American Journal of Cardiology | 2009
O. James Ekundayo; Maureen Muchimba; Inmaculada Aban; Christine S. Ritchie; Ruth C. Campbell; Ali Ahmed
Diabetes mellitus (DM) and chronic kidney disease (CKD) are common in patients with chronic heart failure (HF) and are associated with poor outcomes. However, the impact of multimorbidity due to DM and CKD on outcomes, relative to co-morbidity due to DM alone, has not been well studied in these patients. Of the 7,788 patients with chronic HF in the Digitalis Investigation Group trial, 2,218 had DM. We categorized these patients into those with DM alone (DM-only n = 1,123) and those with both DM and CKD (DM-CKD n = 1,095). Propensity scores for DM-CKD, calculated for each of the 2,218 patients, were used to match 699 pairs of patients with DM-only or DM-CKD. Matched Cox regression models were used to estimate associations between DM-CKD and outcomes.
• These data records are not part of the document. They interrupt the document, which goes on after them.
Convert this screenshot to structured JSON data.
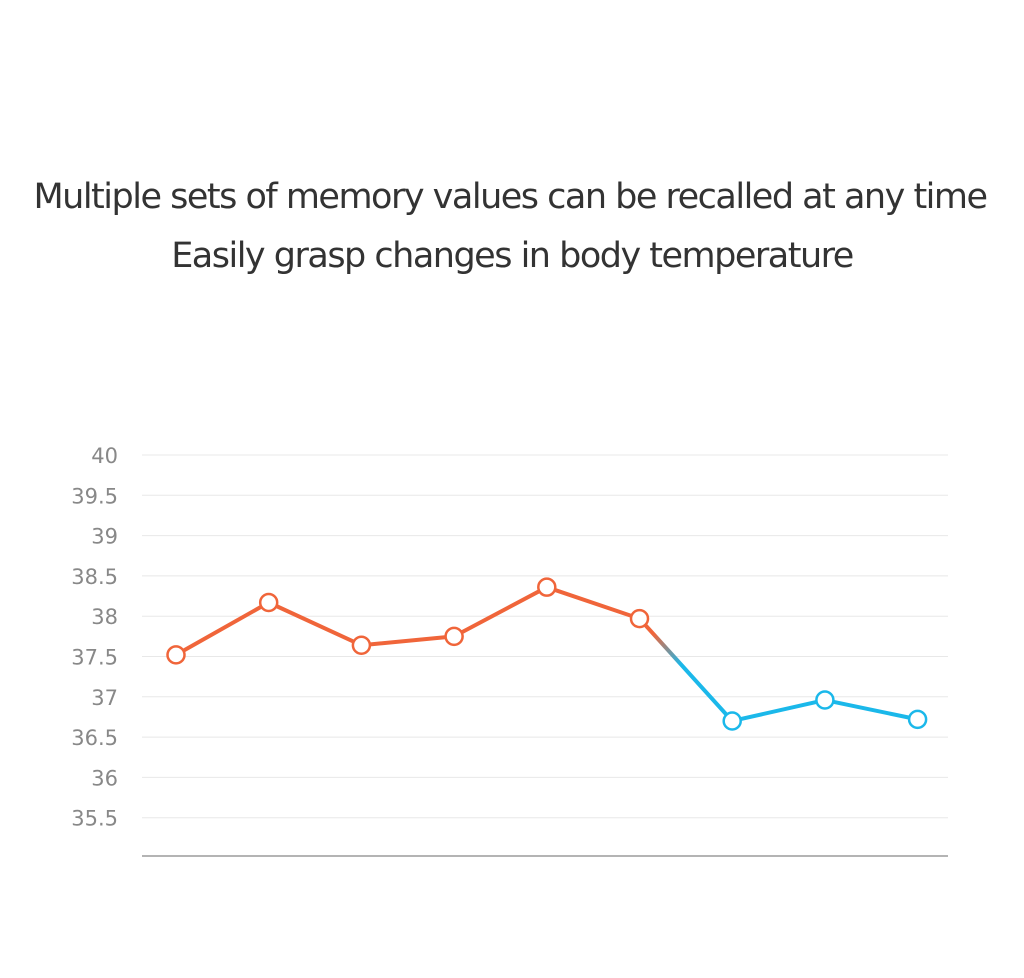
{
  "headline": {
    "line1": "Multiple sets of memory values can be recalled at any time",
    "line2": "Easily grasp changes in body temperature"
  },
  "colors": {
    "warm": "#f0653a",
    "cool": "#1bb8ea",
    "grid": "#e8e8e8",
    "axis": "#888888",
    "tick_text": "#888888",
    "headline_text": "#333333"
  },
  "chart_data": {
    "type": "line",
    "x": [
      1,
      2,
      3,
      4,
      5,
      6,
      7,
      8,
      9
    ],
    "series": [
      {
        "values": [
          37.52,
          38.17,
          37.64,
          37.75,
          38.36,
          37.97,
          36.7,
          36.96,
          36.72
        ]
      }
    ],
    "segment_colors": [
      "warm",
      "warm",
      "warm",
      "warm",
      "warm",
      "warm",
      "cool",
      "cool",
      "cool"
    ],
    "yticks": [
      "40",
      "39.5",
      "39",
      "38.5",
      "38",
      "37.5",
      "37",
      "36.5",
      "36",
      "35.5"
    ],
    "ylim": [
      35,
      40
    ],
    "grid": true,
    "title": "",
    "xlabel": "",
    "ylabel": ""
  }
}
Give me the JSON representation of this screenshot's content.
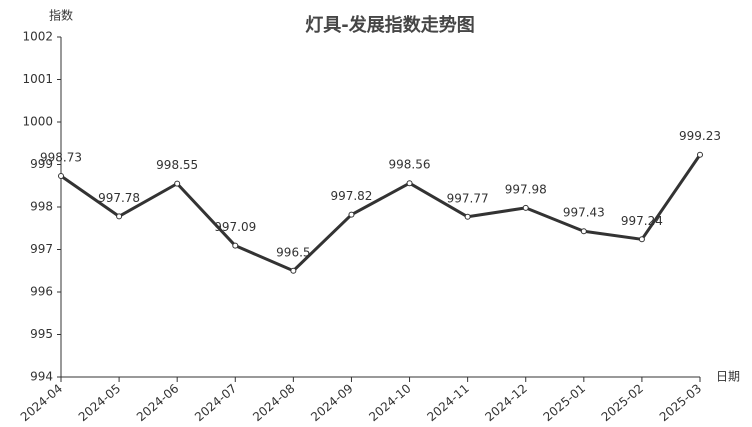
{
  "chart_data": {
    "type": "line",
    "title": "灯具-发展指数走势图",
    "y_label": "指数",
    "x_label": "日期",
    "categories": [
      "2024-04",
      "2024-05",
      "2024-06",
      "2024-07",
      "2024-08",
      "2024-09",
      "2024-10",
      "2024-11",
      "2024-12",
      "2025-01",
      "2025-02",
      "2025-03"
    ],
    "values": [
      998.73,
      997.78,
      998.55,
      997.09,
      996.5,
      997.82,
      998.56,
      997.77,
      997.98,
      997.43,
      997.24,
      999.23
    ],
    "color": "#333333",
    "ylim": [
      994,
      1002
    ],
    "yticks": [
      994,
      995,
      996,
      997,
      998,
      999,
      1000,
      1001,
      1002
    ],
    "grid": false
  }
}
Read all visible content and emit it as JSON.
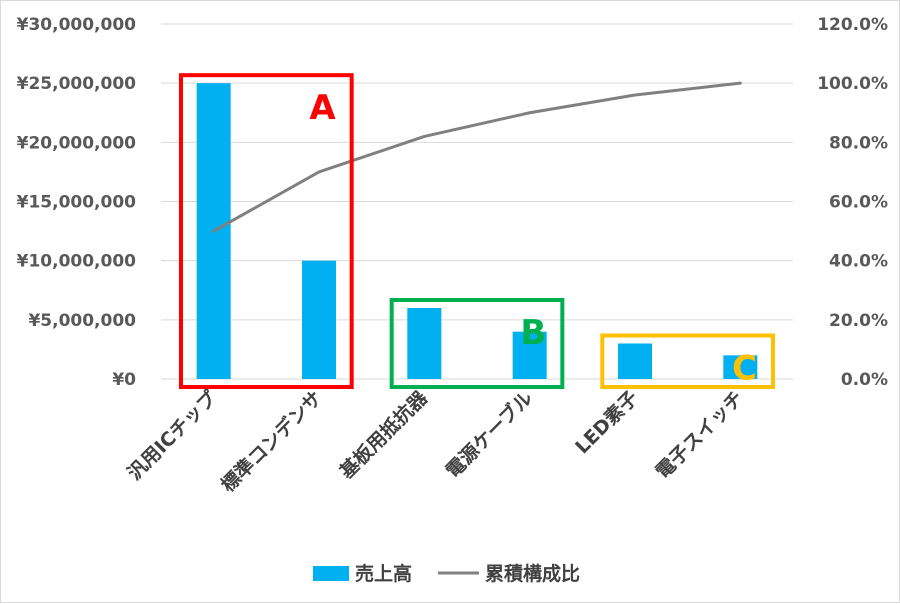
{
  "chart_data": {
    "type": "bar",
    "categories": [
      "汎用ICチップ",
      "標準コンデンサ",
      "基板用抵抗器",
      "電源ケーブル",
      "LED素子",
      "電子スイッチ"
    ],
    "series": [
      {
        "name": "売上高",
        "type": "bar",
        "axis": "left",
        "color": "#00b0f0",
        "values": [
          25000000,
          10000000,
          6000000,
          4000000,
          3000000,
          2000000
        ]
      },
      {
        "name": "累積構成比",
        "type": "line",
        "axis": "right",
        "color": "#808080",
        "values": [
          0.5,
          0.7,
          0.82,
          0.9,
          0.96,
          1.0
        ]
      }
    ],
    "y_left": {
      "range": [
        0,
        30000000
      ],
      "tick_labels": [
        "¥0",
        "¥5,000,000",
        "¥10,000,000",
        "¥15,000,000",
        "¥20,000,000",
        "¥25,000,000",
        "¥30,000,000"
      ]
    },
    "y_right": {
      "range": [
        0,
        1.2
      ],
      "tick_labels": [
        "0.0%",
        "20.0%",
        "40.0%",
        "60.0%",
        "80.0%",
        "100.0%",
        "120.0%"
      ]
    },
    "grid": true,
    "legend": "bottom",
    "groups": [
      {
        "label": "A",
        "color": "#ff0000",
        "from": 0,
        "to": 1
      },
      {
        "label": "B",
        "color": "#00b050",
        "from": 2,
        "to": 3
      },
      {
        "label": "C",
        "color": "#ffc000",
        "from": 4,
        "to": 5
      }
    ]
  }
}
All-cause mortality occurred in 44% (rate 1,648/10,000 person-years) of patients with DM-CKD and 39% (rate 1,349/10,000 person-years of follow-up) of patients with DM-only (hazard ratio when DM-CKD was compared with DM-only 1.34, 95% confidence interval [CI] 1.11 to 1.62, p = 0.003). All-cause hospitalization occurred in 76% (rate 5,799/10,000 person-years) and 73% (rate 4,909/10,000 person-years) of patients with DM-CKD and DM-only, respectively (hazard ratio 1.16, 95% CI 0.99 to 1.36, p = 0.064). Respective hazard ratios for other outcomes were cardiovascular mortality 1.33 (95% CI 1.07 to 1.66, p = 0.010), HF mortality 1.41 (95% CI 1.02 to 1.96, p = 0.040), cardiovascular hospitalization 1.17 (95% CI 0.99 to 1.39, p = 0.064), and HF hospitalization 1.26 (95% CI 1.03 to 1.55, p = 0.026). In conclusion, compared with co-morbidity due to DM alone, the presence of multimorbidity due to DM and CKD was associated with increased mortality and morbidity in patients with chronic HF.